To characterize the natural course of traumatic intraparenchymal contusions and hematomas (IPHs) and to identify risk factors for IPH progression in the acute post-injury period.
A retrospective analysis was performed on a prospective observational database containing 113 head trauma patients exhibiting 229 initially nonoperated acute IPHs. The main outcome variable was radiographic evidence of IPH progression on serially obtained head computed tomographic (CT) scans. Secondary outcomes included the actual amount of IPH growth and later surgical evacuation. Univariate and multivariate analyses (using a generalized estimate equation) were applied to both demographic and initial radiographic features to identify risk factors for IPH progression and surgery.
Overall, 10 IPHs (4%) shrank, 133 (58%) remained unchanged, and 86 (38%) grew between the first and second head CT scan. IPH progression was independently associated with the presence of subarachnoid hemorrhage (odds ratio [OR], 1.6; 95% confidence interval [CI], 1.12–2.3), presence of a subdural hematoma (OR, 1.94; 95% CI, 1.1–3.43), and initial size (OR, 1.11; 95% CI, 1.02–1.21, for each cm3 volume). Size of initial IPH proportionately correlated with the amount of subsequent growth (linear regression, P < 0.001). Worsened Glasgow Coma Score between initial and follow-up head CT scan (OR, 8.6; 95% CI, 1.5–50), IPH growth greater than 5 cm3 (OR, 7.3; 95% CI, 1.6–34), and effacement of basal cisterns on initial CT scan (OR, 9.0; 95% CI, 1.5–52) were strongly associated with late surgical evacuation.

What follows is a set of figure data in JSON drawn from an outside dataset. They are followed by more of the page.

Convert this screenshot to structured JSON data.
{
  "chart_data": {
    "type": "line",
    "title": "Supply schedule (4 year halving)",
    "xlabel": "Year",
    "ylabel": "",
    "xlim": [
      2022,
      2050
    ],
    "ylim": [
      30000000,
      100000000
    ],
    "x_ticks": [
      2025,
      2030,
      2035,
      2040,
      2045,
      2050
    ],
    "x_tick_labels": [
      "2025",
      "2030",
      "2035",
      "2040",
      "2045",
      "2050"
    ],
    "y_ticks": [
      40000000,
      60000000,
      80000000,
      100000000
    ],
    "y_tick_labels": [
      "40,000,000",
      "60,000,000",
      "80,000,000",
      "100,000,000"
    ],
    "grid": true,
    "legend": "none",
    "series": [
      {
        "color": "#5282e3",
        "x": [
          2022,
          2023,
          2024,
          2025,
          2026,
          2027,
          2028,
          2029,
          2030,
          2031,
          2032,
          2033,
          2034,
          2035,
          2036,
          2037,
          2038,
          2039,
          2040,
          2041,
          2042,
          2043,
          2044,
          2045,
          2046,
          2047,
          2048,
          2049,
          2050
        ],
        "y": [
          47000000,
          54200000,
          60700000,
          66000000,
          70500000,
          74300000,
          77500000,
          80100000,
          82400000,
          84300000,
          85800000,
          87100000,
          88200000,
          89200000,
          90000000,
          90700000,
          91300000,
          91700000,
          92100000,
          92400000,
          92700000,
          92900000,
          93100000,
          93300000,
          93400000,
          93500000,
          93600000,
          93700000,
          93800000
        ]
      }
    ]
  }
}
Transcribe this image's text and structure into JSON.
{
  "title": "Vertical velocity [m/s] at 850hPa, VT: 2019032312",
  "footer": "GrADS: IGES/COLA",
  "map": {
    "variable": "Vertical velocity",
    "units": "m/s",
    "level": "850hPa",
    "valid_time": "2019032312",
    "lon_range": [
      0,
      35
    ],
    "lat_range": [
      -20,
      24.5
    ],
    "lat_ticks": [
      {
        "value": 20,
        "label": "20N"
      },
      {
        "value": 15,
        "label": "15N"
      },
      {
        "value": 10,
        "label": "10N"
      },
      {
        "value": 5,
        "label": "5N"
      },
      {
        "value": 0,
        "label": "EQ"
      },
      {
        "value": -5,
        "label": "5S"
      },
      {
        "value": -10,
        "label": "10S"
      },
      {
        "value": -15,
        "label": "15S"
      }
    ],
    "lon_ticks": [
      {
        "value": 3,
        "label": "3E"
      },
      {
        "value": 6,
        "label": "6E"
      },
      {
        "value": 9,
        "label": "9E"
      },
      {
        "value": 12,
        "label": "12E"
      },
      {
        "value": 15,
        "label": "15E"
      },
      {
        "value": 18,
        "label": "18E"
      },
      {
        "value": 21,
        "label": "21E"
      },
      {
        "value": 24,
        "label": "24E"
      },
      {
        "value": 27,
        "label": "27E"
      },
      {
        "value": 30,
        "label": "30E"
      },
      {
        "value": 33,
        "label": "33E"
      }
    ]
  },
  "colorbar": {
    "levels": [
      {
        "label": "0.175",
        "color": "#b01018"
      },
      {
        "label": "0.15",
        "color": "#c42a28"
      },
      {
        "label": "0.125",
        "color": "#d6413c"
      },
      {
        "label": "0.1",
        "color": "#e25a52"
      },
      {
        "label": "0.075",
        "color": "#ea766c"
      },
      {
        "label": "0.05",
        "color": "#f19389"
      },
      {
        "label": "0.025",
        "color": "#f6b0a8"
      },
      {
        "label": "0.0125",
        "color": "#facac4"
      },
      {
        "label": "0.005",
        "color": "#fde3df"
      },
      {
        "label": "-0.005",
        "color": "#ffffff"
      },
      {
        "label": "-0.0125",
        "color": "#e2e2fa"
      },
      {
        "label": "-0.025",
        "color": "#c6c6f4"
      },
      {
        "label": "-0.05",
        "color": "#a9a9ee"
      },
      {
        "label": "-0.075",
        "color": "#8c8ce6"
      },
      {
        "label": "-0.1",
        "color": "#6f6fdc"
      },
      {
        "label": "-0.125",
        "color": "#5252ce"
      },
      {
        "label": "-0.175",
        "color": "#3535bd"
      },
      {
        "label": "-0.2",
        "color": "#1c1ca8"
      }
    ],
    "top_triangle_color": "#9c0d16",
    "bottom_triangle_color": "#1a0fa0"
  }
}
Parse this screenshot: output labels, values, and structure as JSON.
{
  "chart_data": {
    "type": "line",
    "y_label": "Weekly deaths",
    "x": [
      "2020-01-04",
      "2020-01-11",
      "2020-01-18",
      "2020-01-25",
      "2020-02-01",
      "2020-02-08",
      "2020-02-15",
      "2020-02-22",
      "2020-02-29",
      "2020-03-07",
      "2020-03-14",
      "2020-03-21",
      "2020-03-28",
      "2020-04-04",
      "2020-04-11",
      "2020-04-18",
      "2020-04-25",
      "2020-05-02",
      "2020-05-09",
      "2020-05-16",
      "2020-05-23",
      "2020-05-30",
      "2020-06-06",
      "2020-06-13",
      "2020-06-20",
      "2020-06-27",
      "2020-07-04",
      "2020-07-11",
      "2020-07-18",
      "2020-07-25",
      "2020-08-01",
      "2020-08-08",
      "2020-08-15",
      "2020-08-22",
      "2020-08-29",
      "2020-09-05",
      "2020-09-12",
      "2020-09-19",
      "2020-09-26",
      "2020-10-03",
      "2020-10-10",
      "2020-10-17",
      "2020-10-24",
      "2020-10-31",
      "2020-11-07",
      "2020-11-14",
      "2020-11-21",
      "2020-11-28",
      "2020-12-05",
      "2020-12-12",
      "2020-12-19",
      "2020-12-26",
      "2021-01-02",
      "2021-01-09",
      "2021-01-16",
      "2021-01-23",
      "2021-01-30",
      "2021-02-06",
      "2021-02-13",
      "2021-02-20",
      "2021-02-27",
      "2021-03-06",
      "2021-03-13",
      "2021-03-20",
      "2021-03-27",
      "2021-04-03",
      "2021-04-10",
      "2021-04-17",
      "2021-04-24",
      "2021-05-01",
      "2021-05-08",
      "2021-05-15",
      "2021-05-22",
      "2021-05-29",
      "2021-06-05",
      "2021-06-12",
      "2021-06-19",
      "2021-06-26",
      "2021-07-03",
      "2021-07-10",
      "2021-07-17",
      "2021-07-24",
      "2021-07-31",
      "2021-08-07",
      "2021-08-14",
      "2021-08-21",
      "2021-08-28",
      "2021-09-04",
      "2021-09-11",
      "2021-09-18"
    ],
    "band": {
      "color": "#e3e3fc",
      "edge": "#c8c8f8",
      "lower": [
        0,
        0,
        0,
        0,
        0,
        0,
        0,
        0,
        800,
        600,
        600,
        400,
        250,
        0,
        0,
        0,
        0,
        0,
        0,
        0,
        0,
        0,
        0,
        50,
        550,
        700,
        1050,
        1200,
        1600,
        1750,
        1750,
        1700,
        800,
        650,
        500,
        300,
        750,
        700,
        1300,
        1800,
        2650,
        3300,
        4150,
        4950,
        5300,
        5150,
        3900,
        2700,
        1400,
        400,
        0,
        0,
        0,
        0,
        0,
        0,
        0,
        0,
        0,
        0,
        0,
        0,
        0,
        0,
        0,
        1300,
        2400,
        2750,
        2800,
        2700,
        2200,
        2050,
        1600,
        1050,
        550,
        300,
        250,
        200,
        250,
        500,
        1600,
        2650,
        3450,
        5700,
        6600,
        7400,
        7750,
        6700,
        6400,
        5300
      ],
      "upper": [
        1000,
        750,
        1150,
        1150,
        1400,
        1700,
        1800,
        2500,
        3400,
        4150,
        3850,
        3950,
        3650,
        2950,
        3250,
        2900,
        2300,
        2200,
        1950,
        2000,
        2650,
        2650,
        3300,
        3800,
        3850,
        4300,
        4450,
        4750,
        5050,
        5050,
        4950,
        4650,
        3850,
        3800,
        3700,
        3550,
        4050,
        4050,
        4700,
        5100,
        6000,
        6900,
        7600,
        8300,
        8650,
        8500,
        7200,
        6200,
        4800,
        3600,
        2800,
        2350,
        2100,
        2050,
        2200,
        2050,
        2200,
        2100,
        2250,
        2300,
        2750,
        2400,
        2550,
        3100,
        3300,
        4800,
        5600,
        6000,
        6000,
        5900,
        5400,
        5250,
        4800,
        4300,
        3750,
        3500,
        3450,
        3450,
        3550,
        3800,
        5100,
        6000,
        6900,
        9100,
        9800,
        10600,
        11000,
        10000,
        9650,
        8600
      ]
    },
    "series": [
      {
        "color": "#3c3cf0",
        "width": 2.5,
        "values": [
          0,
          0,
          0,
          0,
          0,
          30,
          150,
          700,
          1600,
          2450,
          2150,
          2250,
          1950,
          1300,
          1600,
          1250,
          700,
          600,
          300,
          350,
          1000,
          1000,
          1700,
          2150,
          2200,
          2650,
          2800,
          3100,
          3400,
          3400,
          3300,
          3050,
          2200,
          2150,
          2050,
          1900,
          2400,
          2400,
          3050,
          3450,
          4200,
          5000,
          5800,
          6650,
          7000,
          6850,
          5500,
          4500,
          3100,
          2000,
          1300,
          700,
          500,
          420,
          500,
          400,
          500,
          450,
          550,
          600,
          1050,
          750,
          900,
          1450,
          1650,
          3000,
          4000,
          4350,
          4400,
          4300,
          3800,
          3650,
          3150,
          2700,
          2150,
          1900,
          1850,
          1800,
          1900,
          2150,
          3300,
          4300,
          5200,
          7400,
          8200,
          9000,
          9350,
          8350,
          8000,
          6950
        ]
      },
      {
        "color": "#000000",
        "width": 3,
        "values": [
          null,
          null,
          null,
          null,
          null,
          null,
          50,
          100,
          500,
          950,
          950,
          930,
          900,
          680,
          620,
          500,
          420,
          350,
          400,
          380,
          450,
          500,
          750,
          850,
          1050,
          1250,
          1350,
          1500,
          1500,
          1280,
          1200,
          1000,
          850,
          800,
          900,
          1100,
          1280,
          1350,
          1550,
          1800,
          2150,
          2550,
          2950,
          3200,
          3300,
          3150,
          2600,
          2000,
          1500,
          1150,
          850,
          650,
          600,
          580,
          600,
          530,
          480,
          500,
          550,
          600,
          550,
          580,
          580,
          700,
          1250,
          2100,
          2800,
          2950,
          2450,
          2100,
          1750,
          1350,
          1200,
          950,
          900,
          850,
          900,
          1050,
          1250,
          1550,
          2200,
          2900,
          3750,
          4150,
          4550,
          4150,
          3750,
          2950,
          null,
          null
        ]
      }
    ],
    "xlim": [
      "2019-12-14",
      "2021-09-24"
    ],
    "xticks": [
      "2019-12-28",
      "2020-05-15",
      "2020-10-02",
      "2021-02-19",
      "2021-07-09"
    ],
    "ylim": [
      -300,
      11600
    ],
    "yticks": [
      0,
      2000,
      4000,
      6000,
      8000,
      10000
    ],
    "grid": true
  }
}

A large proportion of IPHs progress in the acute post-injury period. IPHs associated with subarachnoid hemorrhage, a subdural hematoma, or large initial size should be monitored carefully for progression with repeat head CT imaging. Effacement of cisterns on the initial head CT scan was strongly predictive of failure of nonoperative management, thereby leading to surgical evacuation. These findings should be important factors in the understanding and management of IPH.